Sleeping Fist

睡拳怪招 | The Roaring Kung Fu Fighter
 •  ,  •   • Dir.

Reviewed by   |  May 27, 2015

Policeman Chin (Leung Kar-Yan) is well-beaten by thugs one day in a fight that sees him hopelessly defeated. Coming to his rescue is a young lad who couples his abilities with a cocky self-assurance and who manages to take the injured man back to his master. While recovering from his wounds, Chin meets the eccentric master who trains his eager young student in a seemingly cruel fashion. When the youngster is himself injured one day after a brawl with the local bullies, the master decides to teach both of his students the bizarre kung-fu technique of the ‘Sleeping Fist’ – a style that is almost surreal in display, but very effective. After an arduous course of severe training, the trio set out to avenge the battering that the youngest received. Easily defeating their foes, the threesome find themselves up against a real challenge when an Eagle’s Claw master (Ko) is hired to tear apart the Sleeping Fist.

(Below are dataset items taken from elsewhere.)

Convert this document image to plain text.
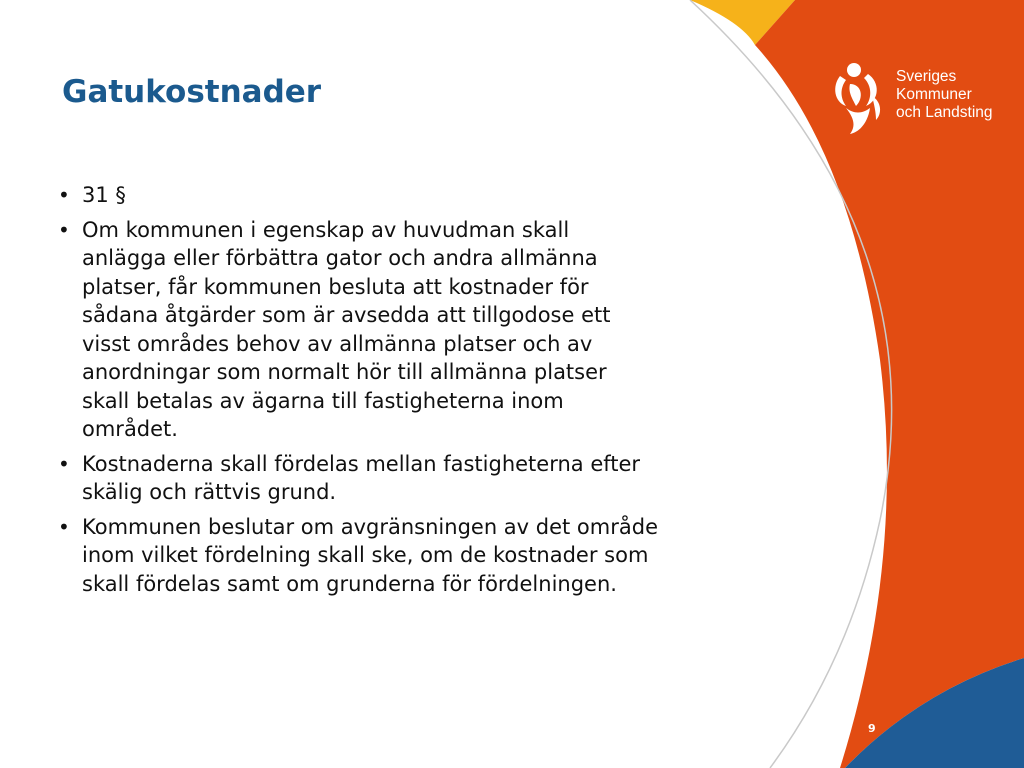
Gatukostnader
• 31 §
• Om kommunen i egenskap av huvudman skall anlägga eller förbättra gator och andra allmänna platser, får kommunen besluta att kostnader för sådana åtgärder som är avsedda att tillgodose ett visst områdes behov av allmänna platser och av anordningar som normalt hör till allmänna platser skall betalas av ägarna till fastigheterna inom området.
• Kostnaderna skall fördelas mellan fastigheterna efter skälig och rättvis grund.
• Kommunen beslutar om avgränsningen av det område inom vilket fördelning skall ske, om de kostnader som skall fördelas samt om grunderna för fördelningen.
Sveriges
Kommuner
och Landsting
9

After the runaway success of ‘Drunken Master’, literally scores of exploitations of the same theme were churned out for a quick buck. Every one of these producers used clones of Yuen Siu Tien or, if they were fortunate, the man himself. Unfortunately some have alleged that the deluge of work that hit Yuen after ‘Drunken Master’ contributed to his death a couple of years later. Whether this is true is not something that will be debated, but there was no doubt that many of these exploitations were poor in comparison. ‘Sleeping Fist’ was one of the more watchable ones thanks to leading star Leung Kar-Yan and the highlighting of a very unusual style. Another significant strength is the presence of acrobatic kid Wong Yat Lung who strikes up a pleasing chemistry with his co-star. So much was this in evidence that they were again put together in the superior ‘Thundering Mantis’. Although it is certainly different in some areas, ‘Sleeping Fist’ suffers from a storyline that’s too formulaic; there is no attempt to add any twists or turns in the way that some films have done. Therefore it becomes easy to telegraph what will happen and even when it will happen. ‘Sleeping Fist’ is not brave enough to offer any variations on a very tired theme, but it is consistently rewarding from an action perspective. It is this that recommends this film to ardent genre fans.